In terms of immunotherapy approaches against the virus, which are currently a central strategy aimed at eradicating the disease in the future, there are more than 70 vaccine candidates in animal or human clinical trials. Examples include a gag DNA vaccine alone or with interleukin-2 (IL-2), the IL-2 as an immunoglobulin (Ig) fusion protein or as an IL-2–Ig plasmid, vaccines based on the canarypox vector, and many others (see Table 1).

Immunotherapy aims to protect against the HIV infection and prevent it, but reconstituting immune function after infection remains a major goal in the fight against HIV. Here, the thymus plays a very important role. At present, there are difficulties in defining actual markers of thymic output, which is a central measure of immune system reconstitution in AIDS. There are significant efforts underway to correlate such markers with disease progression and response to various regimens, and much work remains to be done in this regard.

Finally, there are several additional targets for anti-HIV drug development, in addition to the surface glycoproteins, reverse transcriptase, and others. So-called fusion inhibitors are receiving attention, as are the HIV accessory gene products (Vpr, Vpu, Nef). Targeting these additional HIV proteins promises to open up new avenues as well as help overcome the problem of resistance.

The future will also see continued efforts to develop effective rotation and combination therapies. For example, the benefits of zidovudine treatment are reduced after several years, and a recent study reports how this effect can be countered by switching from zidovudine to stavudine or adding lamivudine to the zidovudine treatment⁴.

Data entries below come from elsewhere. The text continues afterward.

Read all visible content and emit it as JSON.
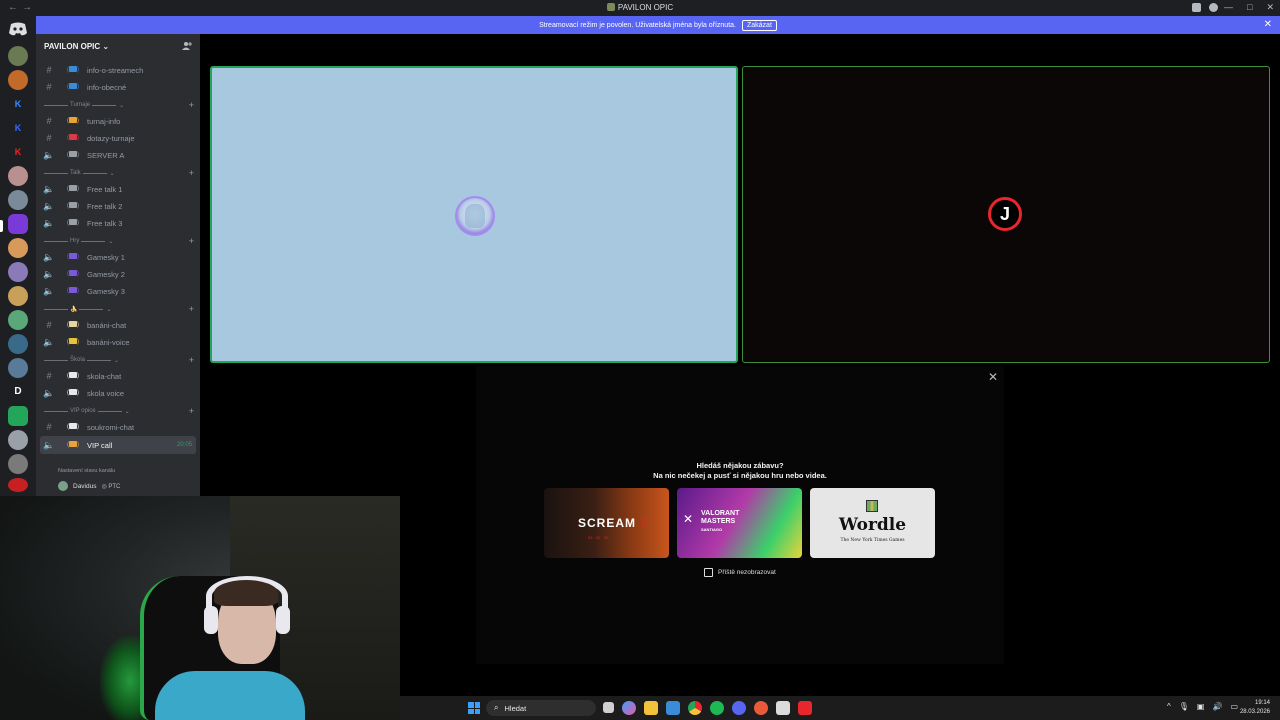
{
  "window": {
    "title": "PAVILON OPIC"
  },
  "banner": {
    "text": "Streamovací režim je povolen. Uživatelská jména byla oříznuta.",
    "disable_label": "Zakázat"
  },
  "server": {
    "name": "PAVILON OPIC"
  },
  "channels": [
    {
      "type": "text",
      "name": "info-o-streamech"
    },
    {
      "type": "text",
      "name": "info-obecné"
    },
    {
      "type": "category",
      "name": "Turnaje"
    },
    {
      "type": "text",
      "name": "turnaj-info"
    },
    {
      "type": "text",
      "name": "dotazy-turnaje"
    },
    {
      "type": "voice",
      "name": "SERVER A"
    },
    {
      "type": "category",
      "name": "Talk"
    },
    {
      "type": "voice",
      "name": "Free talk 1"
    },
    {
      "type": "voice",
      "name": "Free talk 2"
    },
    {
      "type": "voice",
      "name": "Free talk 3"
    },
    {
      "type": "category",
      "name": "Hry"
    },
    {
      "type": "voice",
      "name": "Gamesky 1"
    },
    {
      "type": "voice",
      "name": "Gamesky 2"
    },
    {
      "type": "voice",
      "name": "Gamesky 3"
    },
    {
      "type": "category",
      "name": "🍌"
    },
    {
      "type": "text",
      "name": "banáni-chat"
    },
    {
      "type": "voice",
      "name": "banáni-voice"
    },
    {
      "type": "category",
      "name": "Škola"
    },
    {
      "type": "text",
      "name": "skola-chat"
    },
    {
      "type": "voice",
      "name": "skola voice"
    },
    {
      "type": "category",
      "name": "VIP opice"
    },
    {
      "type": "text",
      "name": "soukromi-chat"
    },
    {
      "type": "voice",
      "name": "VIP call",
      "active": true,
      "time": "20:05"
    }
  ],
  "active_channel": {
    "status_hint": "Nastavení stavu kanálu",
    "user_name": "Davidus",
    "user_tag": "PTC"
  },
  "activity": {
    "question": "Hledáš nějakou zábavu?",
    "subtitle": "Na nic nečekej a pusť si nějakou hru nebo videa.",
    "cards": [
      {
        "name": "SCREAM 7",
        "subtext": "03 · 02 · 03"
      },
      {
        "name": "VALORANT MASTERS",
        "subtext": "SANTIAGO"
      },
      {
        "name": "Wordle",
        "subtext": "The New York Times Games"
      }
    ],
    "dont_show_label": "Příště nezobrazovat"
  },
  "taskbar": {
    "search_placeholder": "Hledat",
    "time": "19:14",
    "date": "28.03.2026"
  },
  "colors": {
    "accent": "#5865f2",
    "speaking": "#23a55a",
    "sidebar": "#2b2d31",
    "rail": "#1e1f22"
  }
}
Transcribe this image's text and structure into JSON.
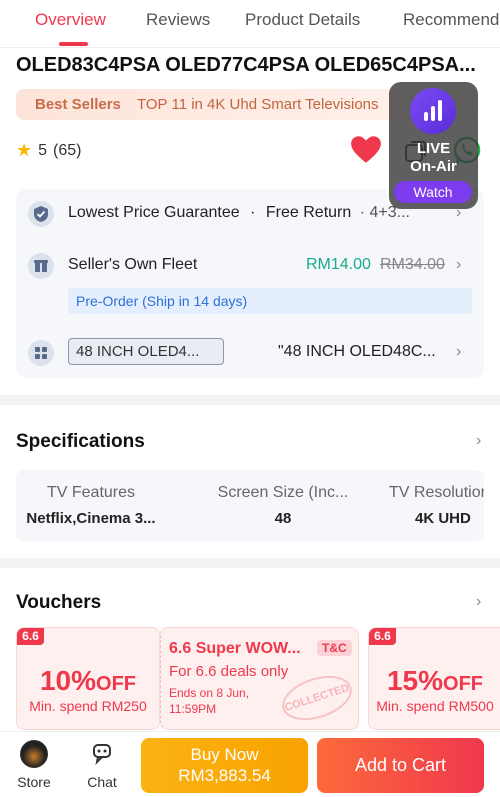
{
  "tabs": [
    {
      "label": "Overview"
    },
    {
      "label": "Reviews"
    },
    {
      "label": "Product Details"
    },
    {
      "label": "Recommendations"
    }
  ],
  "product": {
    "title": "OLED83C4PSA OLED77C4PSA OLED65C4PSA...",
    "best_label": "Best Sellers",
    "best_text": "TOP 11 in 4K Uhd Smart Televisions",
    "rating": "5",
    "review_count": "(65)"
  },
  "live": {
    "line1": "LIVE",
    "line2": "On-Air",
    "watch": "Watch"
  },
  "info": {
    "guarantee": "Lowest Price Guarantee",
    "dot": "·",
    "free_return": "Free Return",
    "more": "· 4+3...",
    "fleet": "Seller's Own Fleet",
    "ship_price": "RM14.00",
    "ship_old": "RM34.00",
    "preorder": "Pre-Order (Ship in 14 days)",
    "variant_box": "48 INCH OLED4...",
    "variant_text": "\"48 INCH OLED48C..."
  },
  "specs": {
    "heading": "Specifications",
    "items": [
      {
        "label": "TV Features",
        "value": "Netflix,Cinema 3..."
      },
      {
        "label": "Screen Size (Inc...",
        "value": "48"
      },
      {
        "label": "TV Resolution",
        "value": "4K UHD"
      }
    ]
  },
  "vouchers": {
    "heading": "Vouchers",
    "tag": "6.6",
    "v1": {
      "amount": "10%",
      "unit": "OFF",
      "min": "Min. spend RM250"
    },
    "v2": {
      "title": "6.6 Super WOW...",
      "tc": "T&C",
      "sub": "For 6.6 deals only",
      "ends1": "Ends on 8 Jun,",
      "ends2": "11:59PM",
      "stamp": "COLLECTED"
    },
    "v3": {
      "amount": "15%",
      "unit": "OFF",
      "min": "Min. spend RM500"
    }
  },
  "bottom": {
    "store": "Store",
    "chat": "Chat",
    "buy_label": "Buy Now",
    "buy_price": "RM3,883.54",
    "cart": "Add to Cart"
  },
  "colors": {
    "accent": "#f0384d",
    "buy": "#f8a200",
    "live": "#7d3cf0",
    "price": "#1aaa8b"
  }
}
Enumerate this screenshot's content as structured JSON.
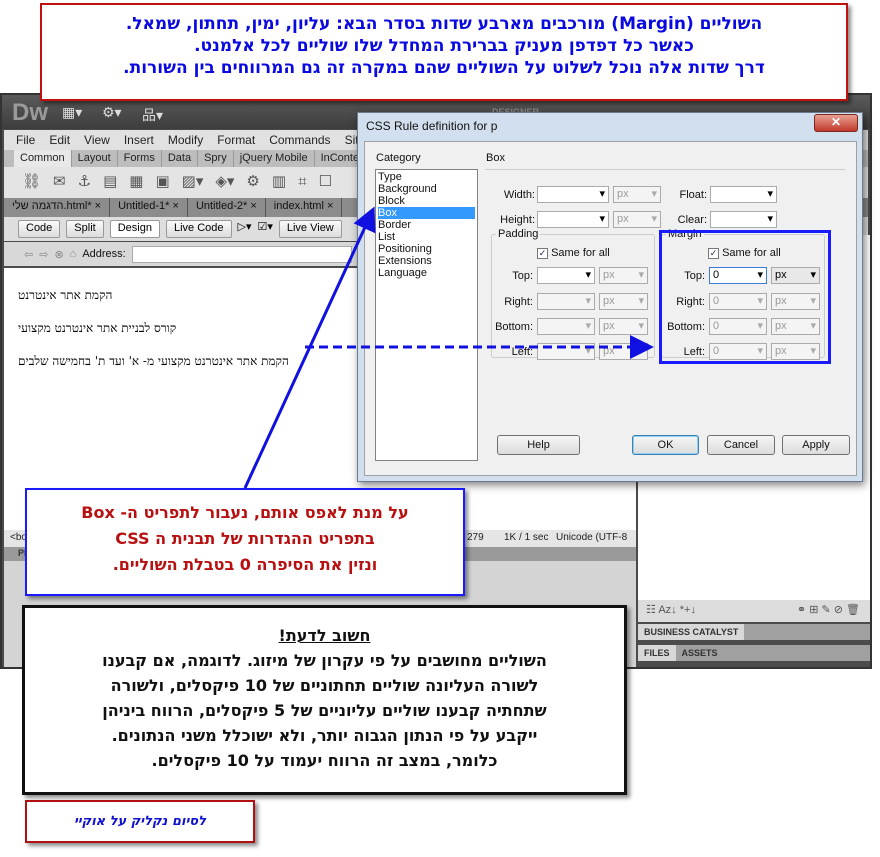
{
  "app": {
    "logo": "Dw",
    "title_icons": [
      "layout-icon",
      "gear-icon",
      "site-icon"
    ],
    "workspace": "DESIGNER"
  },
  "menu": [
    "File",
    "Edit",
    "View",
    "Insert",
    "Modify",
    "Format",
    "Commands",
    "Site"
  ],
  "insert_tabs": [
    "Common",
    "Layout",
    "Forms",
    "Data",
    "Spry",
    "jQuery Mobile",
    "InContext Ed"
  ],
  "doc_tabs": [
    "הדגמה שלי.html*",
    "Untitled-1*",
    "Untitled-2*",
    "index.html"
  ],
  "doc_toolbar": {
    "code": "Code",
    "split": "Split",
    "design": "Design",
    "live_code": "Live Code",
    "live_view": "Live View"
  },
  "address_label": "Address:",
  "content_lines": [
    "הקמת אתר אינטרנט",
    "קורס לבניית אתר אינטרנט מקצועי",
    "הקמת אתר אינטרנט מקצועי מ- א' ועד ת' בחמישה שלבים"
  ],
  "status": {
    "tag": "<bo",
    "size": "279",
    "download": "1K / 1 sec",
    "encoding": "Unicode (UTF-8"
  },
  "props_head": "PR",
  "panels": {
    "business_catalyst": "BUSINESS CATALYST",
    "files": "FILES",
    "assets": "ASSETS"
  },
  "dialog": {
    "title": "CSS Rule definition for p",
    "category_label": "Category",
    "categories": [
      "Type",
      "Background",
      "Block",
      "Box",
      "Border",
      "List",
      "Positioning",
      "Extensions",
      "Language"
    ],
    "selected_category": "Box",
    "section": "Box",
    "width_label": "Width:",
    "height_label": "Height:",
    "float_label": "Float:",
    "clear_label": "Clear:",
    "unit": "px",
    "padding": {
      "legend": "Padding",
      "same": "Same for all",
      "top": "Top:",
      "right": "Right:",
      "bottom": "Bottom:",
      "left": "Left:"
    },
    "margin": {
      "legend": "Margin",
      "same": "Same for all",
      "top": "Top:",
      "right": "Right:",
      "bottom": "Bottom:",
      "left": "Left:",
      "top_value": "0",
      "right_value": "0",
      "bottom_value": "0",
      "left_value": "0"
    },
    "help": "Help",
    "ok": "OK",
    "cancel": "Cancel",
    "apply": "Apply"
  },
  "callouts": {
    "top": [
      "השוליים (Margin) מורכבים מארבע שדות בסדר הבא: עליון, ימין, תחתון, שמאל.",
      "כאשר כל דפדפן מעניק בברירת המחדל שלו שוליים לכל אלמנט.",
      "דרך שדות אלה נוכל לשלוט על השוליים שהם במקרה זה גם המרווחים בין השורות."
    ],
    "middle": [
      "על מנת לאפס אותם, נעבור לתפריט ה- Box",
      "בתפריט ההגדרות של תבנית ה CSS",
      "ונזין את הסיפרה 0 בטבלת השוליים."
    ],
    "important_title": "חשוב לדעת!",
    "important": [
      "השוליים מחושבים על פי עקרון של מיזוג. לדוגמה, אם קבענו",
      "לשורה העליונה שוליים תחתוניים של 10 פיקסלים, ולשורה",
      "שתחתיה קבענו שוליים עליוניים של 5 פיקסלים, הרווח ביניהן",
      "ייקבע על פי הנתון הגבוה יותר, ולא ישוכלל משני הנתונים.",
      "כלומר, במצב זה הרווח יעמוד על 10 פיקסלים."
    ],
    "finish": "לסיום נקליק על אוקיי"
  },
  "colors": {
    "callout_red": "#c01010",
    "callout_blue": "#1a1aff",
    "arrow": "#1010e0"
  }
}
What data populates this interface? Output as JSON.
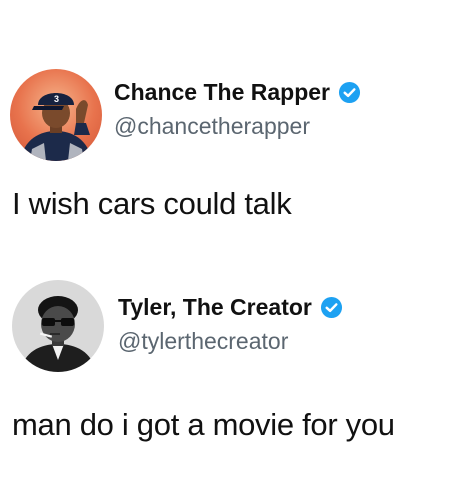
{
  "tweets": [
    {
      "display_name": "Chance The Rapper",
      "handle": "@chancetherapper",
      "text": "I wish cars could talk",
      "verified": true,
      "avatar_cap_number": "3"
    },
    {
      "display_name": "Tyler, The Creator",
      "handle": "@tylerthecreator",
      "text": "man do i got a movie for you",
      "verified": true
    }
  ],
  "colors": {
    "verified_badge": "#1da1f2",
    "handle": "#5b6670",
    "text": "#111111",
    "avatar1_bg": "#e8734d"
  }
}
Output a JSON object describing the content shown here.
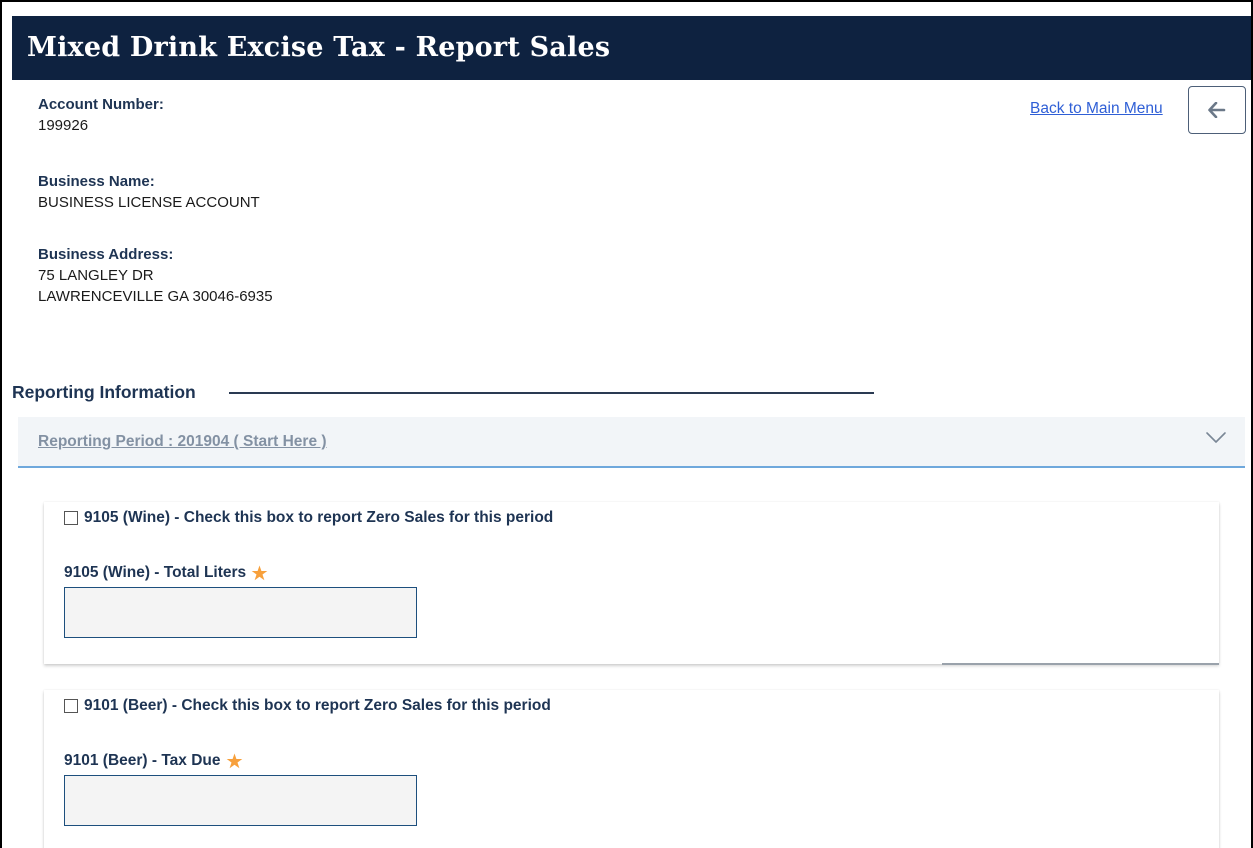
{
  "page": {
    "title": "Mixed Drink Excise Tax - Report Sales"
  },
  "account": {
    "number_label": "Account Number:",
    "number_value": "199926",
    "business_name_label": "Business Name:",
    "business_name_value": "BUSINESS LICENSE ACCOUNT",
    "address_label": "Business Address:",
    "address_line1": "75 LANGLEY DR",
    "address_line2": "LAWRENCEVILLE GA 30046-6935"
  },
  "nav": {
    "back_link": "Back to Main Menu",
    "back_icon": "arrow-left-icon"
  },
  "reporting": {
    "section_title": "Reporting Information",
    "period_header": "Reporting Period : 201904 ( Start Here )",
    "items": [
      {
        "zero_sales_label": "9105 (Wine) - Check this box to report Zero Sales for this period",
        "field_label": "9105 (Wine) - Total Liters",
        "value": "",
        "checked": false
      },
      {
        "zero_sales_label": "9101 (Beer) - Check this box to report Zero Sales for this period",
        "field_label": "9101 (Beer) - Tax Due",
        "value": "",
        "checked": false
      }
    ]
  },
  "colors": {
    "header_bg": "#0e2240",
    "required_star": "#f7a03c",
    "link": "#2f5fd6",
    "label_navy": "#1e3453",
    "accordion_border": "#6fa8dc"
  }
}
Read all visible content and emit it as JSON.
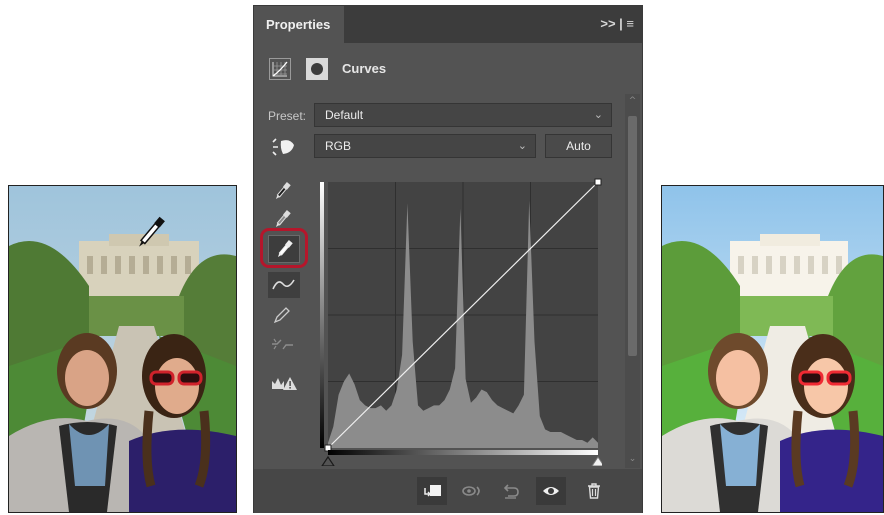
{
  "panel": {
    "tab_label": "Properties",
    "menu_icons": ">> | ≡",
    "title": "Curves",
    "preset_label": "Preset:",
    "preset_value": "Default",
    "channel_value": "RGB",
    "auto_label": "Auto"
  },
  "tools": [
    {
      "name": "sample-black-point-icon"
    },
    {
      "name": "sample-gray-point-icon"
    },
    {
      "name": "sample-white-point-icon",
      "selected": true
    },
    {
      "name": "edit-points-curve-icon"
    },
    {
      "name": "draw-curve-pencil-icon"
    },
    {
      "name": "smooth-curve-icon"
    },
    {
      "name": "clipping-warning-icon"
    }
  ],
  "bottom_bar": [
    "clip-to-layer-icon",
    "view-previous-state-icon",
    "reset-icon",
    "visibility-eye-icon",
    "delete-trash-icon"
  ],
  "colors": {
    "highlight": "#b5162b",
    "panel_bg": "#535353"
  },
  "chart_data": {
    "type": "area",
    "xlim": [
      0,
      255
    ],
    "ylim": [
      0,
      1
    ],
    "histogram_x": [
      0,
      5,
      10,
      15,
      20,
      25,
      30,
      35,
      40,
      45,
      50,
      55,
      60,
      65,
      70,
      75,
      80,
      85,
      90,
      95,
      100,
      105,
      110,
      115,
      120,
      125,
      130,
      135,
      140,
      145,
      150,
      155,
      160,
      165,
      170,
      175,
      180,
      185,
      190,
      195,
      200,
      205,
      210,
      215,
      220,
      225,
      230,
      235,
      240,
      245,
      250,
      255
    ],
    "histogram_y": [
      0.02,
      0.08,
      0.2,
      0.25,
      0.28,
      0.24,
      0.18,
      0.16,
      0.15,
      0.15,
      0.16,
      0.14,
      0.16,
      0.22,
      0.35,
      0.92,
      0.4,
      0.16,
      0.14,
      0.15,
      0.16,
      0.16,
      0.18,
      0.22,
      0.3,
      0.9,
      0.26,
      0.17,
      0.19,
      0.22,
      0.21,
      0.18,
      0.16,
      0.15,
      0.14,
      0.13,
      0.16,
      0.2,
      0.93,
      0.4,
      0.12,
      0.07,
      0.06,
      0.06,
      0.06,
      0.05,
      0.04,
      0.03,
      0.03,
      0.02,
      0.04,
      0.02
    ],
    "curve_points": [
      [
        0,
        0
      ],
      [
        255,
        255
      ]
    ]
  }
}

In addition to drug advances, the future will also see increased attention being given to the benefits of a positive mental outlook as a fundamental component of the fight against the disease. For example, a recent study found significant increases in the white blood cell count of patients who were trained in positive mental imagery methods and approaches derived from cognitive psychology, compared to control patients who did not use these approaches⁵.

Finally, the future will also see the continued elucidation of the interplay between HIV activation in vivo and host cytokines. For example, a recent study shows suggests how selective suppression of tumor necrosis factor- (TNF-) and IL-1 could slow down HIV-1 gene activation and thus slow down progression of the infection⁶. Given the critical role of cytokines in the overall functioning of the immune system, these types of studies are critically important towards the continued understanding of the virus and its effect on the host.

More is known about the HIV virus than about any other virus. There are numerous drugs that have helped slow the progress of the disease, and massive education efforts are having some impact on the overall incidence and prevalence, although with the overwhelming number of new cases, the results are hardly satisfactory. Nevertheless, no effective cross-protective vaccine is in sight. Developing a vaccine continues to be the centerpiece of research efforts, but there are numerous other targets being pursued, which will result in more effective treatments of the disease in the near future.